Drug Czar Lied To Congress, Secretly Taped Phone Calls

U.S. drug czar Gen. Barry McCaffrey’s operating tactics came into question again this week in two new articles. Insight published a story that alleges McCaffrey lied to Congress by manipulating data on a drug use study, while Newsweek reported that McCaffrey has been secretly taping phone conversations with journalists.
The ONDCP manipulated data without reporting changes in it’s “Performance Measures of Effectiveness: 2000 Report,” a violation of federal law which requires the ONDCP to point out any changes it makes to the reporting system. One of the goals listed by the ONDCP is to “increase the percentage of youth who perceive drug use as harmful” to 80 percent by 2002. The ONDCP claimed they were on target, but in 1996-1999 the percentage of 12th-graders who believed that drugs were harmful dropped from 59.9 percent to 57.4 percent. Insight indicated that this goal should not have been considered “on target.” The ONDCP changed the base year from 1996 to 1998, thus making the downward trend seem less severe. Perhaps more significantly, the ONDCP then changed the target group from seniors in high school to 8th-graders, where 73 percent view drug use as dangerous, thus bringing the ONDCP within seven percentage points to their 80 percent goal.

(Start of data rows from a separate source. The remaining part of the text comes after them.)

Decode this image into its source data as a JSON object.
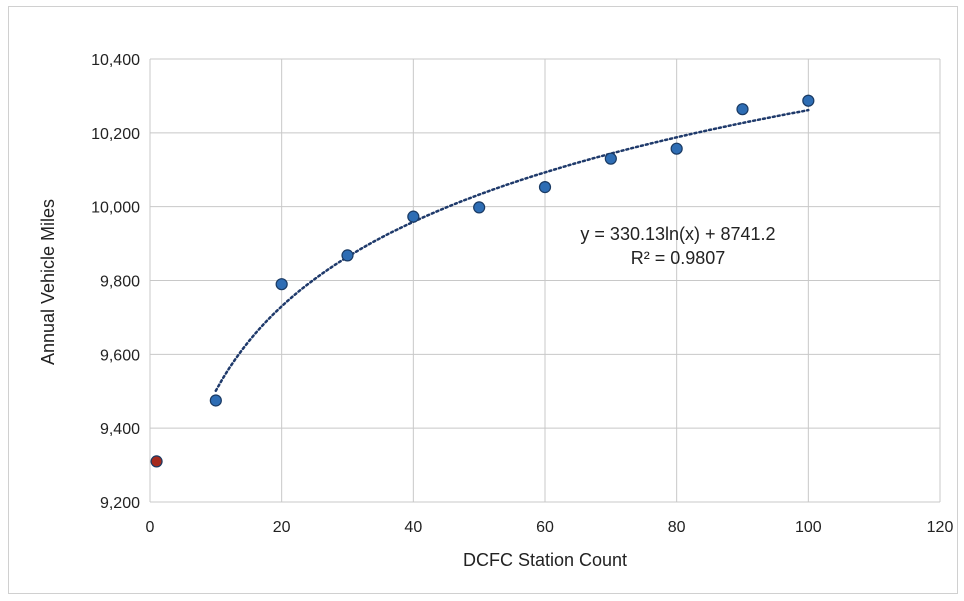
{
  "chart_data": {
    "type": "scatter",
    "title": "",
    "xlabel": "DCFC Station Count",
    "ylabel": "Annual Vehicle Miles",
    "xlim": [
      0,
      120
    ],
    "ylim": [
      9200,
      10400
    ],
    "xticks": [
      "0",
      "20",
      "40",
      "60",
      "80",
      "100",
      "120"
    ],
    "yticks": [
      "9,200",
      "9,400",
      "9,600",
      "9,800",
      "10,000",
      "10,200",
      "10,400"
    ],
    "grid": true,
    "series": [
      {
        "color": "#2e6db4",
        "points": [
          {
            "x": 10,
            "y": 9475
          },
          {
            "x": 20,
            "y": 9790
          },
          {
            "x": 30,
            "y": 9868
          },
          {
            "x": 40,
            "y": 9973
          },
          {
            "x": 50,
            "y": 9998
          },
          {
            "x": 60,
            "y": 10053
          },
          {
            "x": 70,
            "y": 10130
          },
          {
            "x": 80,
            "y": 10157
          },
          {
            "x": 90,
            "y": 10264
          },
          {
            "x": 100,
            "y": 10287
          }
        ]
      },
      {
        "color": "#a52a1e",
        "points": [
          {
            "x": 1,
            "y": 9310
          }
        ]
      }
    ],
    "trendline": {
      "kind": "logarithmic",
      "a": 330.13,
      "b": 8741.2,
      "x_range": [
        10,
        100
      ],
      "style": "dotted",
      "color": "#1f3a6b"
    },
    "annotations": {
      "equation": "y = 330.13ln(x) + 8741.2",
      "r_squared": "R² = 0.9807"
    }
  }
}
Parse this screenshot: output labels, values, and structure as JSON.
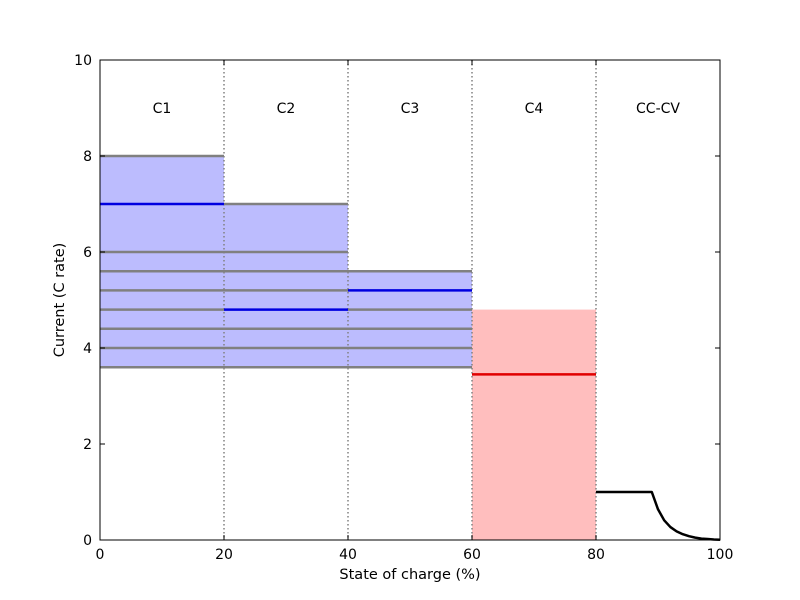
{
  "chart_data": {
    "type": "line",
    "xlabel": "State of charge (%)",
    "ylabel": "Current (C rate)",
    "xlim": [
      0,
      100
    ],
    "ylim": [
      0,
      10
    ],
    "x_ticks": [
      0,
      20,
      40,
      60,
      80,
      100
    ],
    "y_ticks": [
      0,
      2,
      4,
      6,
      8,
      10
    ],
    "grid": false,
    "stage_boundaries": [
      20,
      40,
      60,
      80
    ],
    "stage_label_y": 9,
    "stages": [
      {
        "label": "C1",
        "x_range": [
          0,
          20
        ],
        "band": [
          3.6,
          8.0
        ],
        "band_color": "#bcbcfe",
        "gray_levels": [
          3.6,
          4.0,
          4.4,
          4.8,
          5.2,
          5.6,
          6.0,
          8.0
        ],
        "selected": 7.0,
        "selected_color": "#0000e0"
      },
      {
        "label": "C2",
        "x_range": [
          20,
          40
        ],
        "band": [
          3.6,
          7.0
        ],
        "band_color": "#bcbcfe",
        "gray_levels": [
          3.6,
          4.0,
          4.4,
          5.2,
          5.6,
          6.0,
          7.0
        ],
        "selected": 4.8,
        "selected_color": "#0000e0"
      },
      {
        "label": "C3",
        "x_range": [
          40,
          60
        ],
        "band": [
          3.6,
          5.6
        ],
        "band_color": "#bcbcfe",
        "gray_levels": [
          3.6,
          4.0,
          4.4,
          4.8,
          5.6
        ],
        "selected": 5.2,
        "selected_color": "#0000e0"
      },
      {
        "label": "C4",
        "x_range": [
          60,
          80
        ],
        "band": [
          0,
          4.8
        ],
        "band_color": "#ffbebe",
        "gray_levels": [],
        "selected": 3.45,
        "selected_color": "#e00000"
      },
      {
        "label": "CC-CV",
        "x_range": [
          80,
          100
        ],
        "band": null,
        "band_color": null,
        "gray_levels": [],
        "selected": null,
        "selected_color": null
      }
    ],
    "gray_line_color": "#808080",
    "ccv_curve": {
      "color": "#000000",
      "points": [
        [
          80,
          1.0
        ],
        [
          89,
          1.0
        ],
        [
          90,
          0.64
        ],
        [
          91,
          0.41
        ],
        [
          92,
          0.27
        ],
        [
          93,
          0.18
        ],
        [
          94,
          0.12
        ],
        [
          95,
          0.08
        ],
        [
          96,
          0.05
        ],
        [
          97,
          0.03
        ],
        [
          98,
          0.02
        ],
        [
          99,
          0.01
        ],
        [
          100,
          0.005
        ]
      ]
    }
  }
}
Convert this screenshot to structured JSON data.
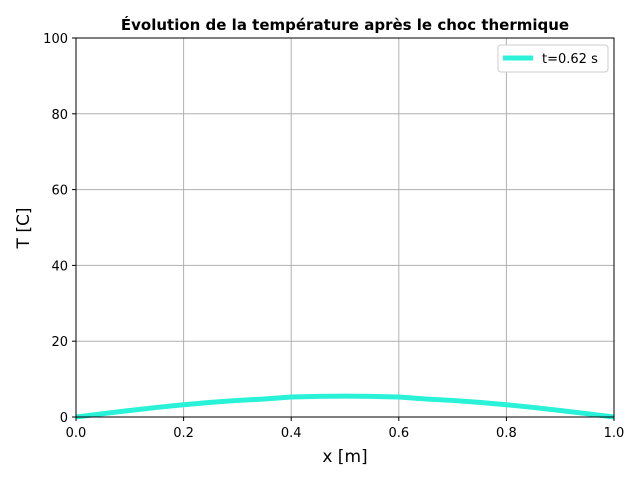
{
  "chart_data": {
    "type": "line",
    "title": "Évolution de la température après le choc thermique",
    "xlabel": "x [m]",
    "ylabel": "T [C]",
    "xlim": [
      0,
      1
    ],
    "ylim": [
      0,
      100
    ],
    "xticks": [
      0.0,
      0.2,
      0.4,
      0.6,
      0.8,
      1.0
    ],
    "xtick_labels": [
      "0.0",
      "0.2",
      "0.4",
      "0.6",
      "0.8",
      "1.0"
    ],
    "yticks": [
      0,
      20,
      40,
      60,
      80,
      100
    ],
    "ytick_labels": [
      "0",
      "20",
      "40",
      "60",
      "80",
      "100"
    ],
    "grid": true,
    "legend_position": "top-right",
    "series": [
      {
        "name": "t=0.62 s",
        "color": "#29f2d8",
        "x": [
          0.0,
          0.05,
          0.1,
          0.15,
          0.2,
          0.25,
          0.3,
          0.35,
          0.4,
          0.45,
          0.5,
          0.55,
          0.6,
          0.65,
          0.7,
          0.75,
          0.8,
          0.85,
          0.9,
          0.95,
          1.0
        ],
        "y": [
          0.0,
          0.87,
          1.72,
          2.52,
          3.24,
          3.86,
          4.37,
          4.74,
          5.27,
          5.45,
          5.5,
          5.45,
          5.27,
          4.74,
          4.37,
          3.86,
          3.24,
          2.52,
          1.72,
          0.87,
          0.0
        ]
      }
    ]
  }
}
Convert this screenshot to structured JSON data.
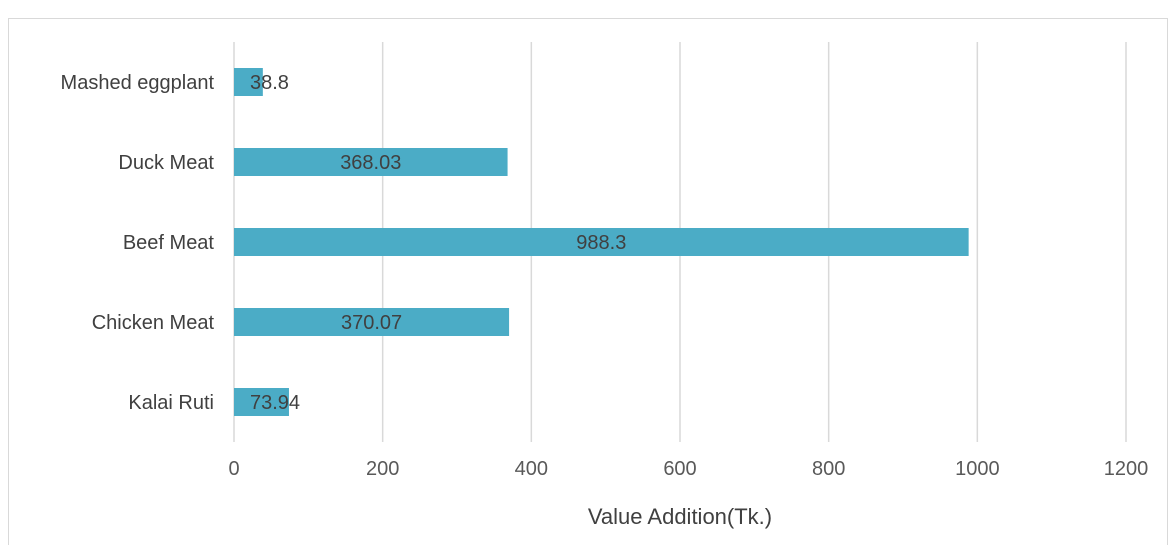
{
  "chart_data": {
    "type": "bar",
    "orientation": "horizontal",
    "categories": [
      "Mashed eggplant",
      "Duck Meat",
      "Beef Meat",
      "Chicken Meat",
      "Kalai Ruti"
    ],
    "values": [
      38.8,
      368.03,
      988.3,
      370.07,
      73.94
    ],
    "value_labels": [
      "38.8",
      "368.03",
      "988.3",
      "370.07",
      "73.94"
    ],
    "title": "",
    "xlabel": "Value Addition(Tk.)",
    "ylabel": "",
    "xlim": [
      0,
      1200
    ],
    "x_ticks": [
      "0",
      "200",
      "400",
      "600",
      "800",
      "1000",
      "1200"
    ],
    "grid": "vertical",
    "legend": "none",
    "bar_color": "#4bacc6",
    "grid_color": "#d9d9d9"
  }
}
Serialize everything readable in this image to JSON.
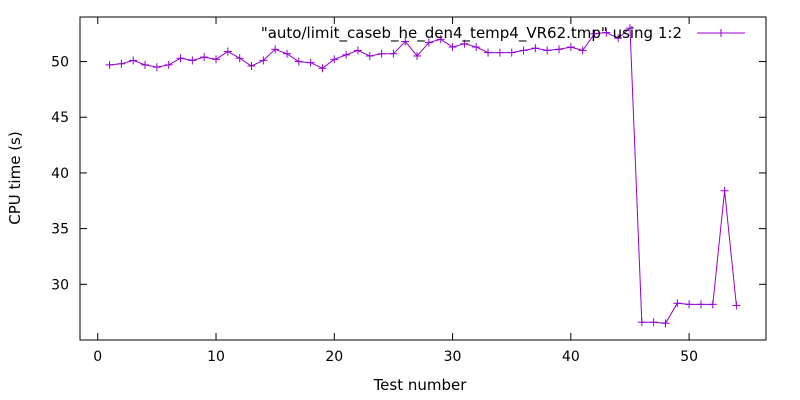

Insight reported that ONDCP did point out other changes it made in its reporting system. A spokesperson for the ONDCP said “We weren’t trying to pull anything sneaky here,”
Newsweek learned that the ONDCP head has been secretly taping phone conversations with reporters after over two dozen audiocassettes were turned over in response to a 1997 demand for evidence in a lawsuit.
One reporter, drug war proponent A.M. Rosenthal, who was discussing with McCaffrey how to attack medical marijuana financier George Soros, said, “I don’t recall anybody telling me they were going to record this.” Anita Manning, a USA Today reporter who found out she was caught on tape by McCaffrey said, “This is just creepy.”
Although it is legal in Washington, DC to tape phone conversations without prior consent, ONDCP spokesperson Bob Weiner said the drug office “may have screwed up” in this incident.
“Maybe they ‘screwed up’ appears to be the ONDCP’s mantra this year,” said Allen St. Pierre, NORML Foundation Executive Director. “Let’s recall that earlier this year that the ONDCP also ‘screwed up’ by embedding secret government-approved anti-drug themes into popular network television programming. Also, the ONDCP admitted that it was ‘wrong’ to secretly track visitors to the ONDCP’s web of internet sites. Representative John Conyers (D-MI) and the rest of the Congressional black caucus is spot on with their public demand that Gen. McCaffrey should immediately resign.”